After much reading and rereading of my multi-rejected novel, I realised it was time to work out exactly what I wanted to do. Give up? Or punish myself further?
Before deciding, I combed through it for the umpteenth time, and gave it my most critical eye yet. There was one particular chapter in the first quarter that, in my mind, was the best I’d ever written. Everything about it seemed to shine: pace, character, world building, description; only to deliver a surprising twist at the end.
I loved this chapter so much, but it was at odds with the remainder of the novel. In other words, it was exceedingly pretty and a lot of fun, but failed to do anything to progress the plot. Was this a “darling”? I asked myself. Should I murder it in the way that has often been advised to aspiring novelists like myself?
This chapter has to go, I decided. It obviously didn’t fit. Nevertheless, the thought of losing it made me not only sad, but increasingly apprehensive. Why discard something I loved? What could I do to make it work? Desperate, I reached for my box of editing patches – looking for any number of ploys to make the remainder of the novel match up.
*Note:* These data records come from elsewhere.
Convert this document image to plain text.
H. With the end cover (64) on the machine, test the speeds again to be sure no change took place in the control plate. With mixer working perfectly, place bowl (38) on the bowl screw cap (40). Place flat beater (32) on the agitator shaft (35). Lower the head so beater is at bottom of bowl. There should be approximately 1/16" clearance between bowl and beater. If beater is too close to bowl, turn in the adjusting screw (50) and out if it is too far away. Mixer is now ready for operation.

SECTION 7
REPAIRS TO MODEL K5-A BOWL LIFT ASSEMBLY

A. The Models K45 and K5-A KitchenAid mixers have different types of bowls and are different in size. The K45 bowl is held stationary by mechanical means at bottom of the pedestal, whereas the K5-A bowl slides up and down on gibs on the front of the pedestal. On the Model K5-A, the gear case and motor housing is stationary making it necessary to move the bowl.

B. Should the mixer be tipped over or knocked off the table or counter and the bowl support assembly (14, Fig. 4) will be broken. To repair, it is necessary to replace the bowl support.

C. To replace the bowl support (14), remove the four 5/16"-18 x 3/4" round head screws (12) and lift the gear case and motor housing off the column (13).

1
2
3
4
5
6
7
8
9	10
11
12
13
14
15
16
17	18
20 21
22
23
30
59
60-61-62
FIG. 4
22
I got to work, popping in a symbol here, adding a few allusions there. I made my character remember parts of that fabulous scene in dialogue, in flashback…
All quite useless really. After several thousand wasted words, and yet another string of rejections, it was time to face the truth, regardless of how difficult or unpalatable.
That darling had to go!
Fortunately truths aren’t always as black and white as they seem. In the end, I kept that chapter; then deleted the remainder of the novel instead.
So now, I had around 5,000 words of what used to be a 110,000 word manuscript. A good many months later, when the new draft took shape far better than expected, that darling chapter functioned in all the ways it was supposed to.
Looking back, I have nothing to regret.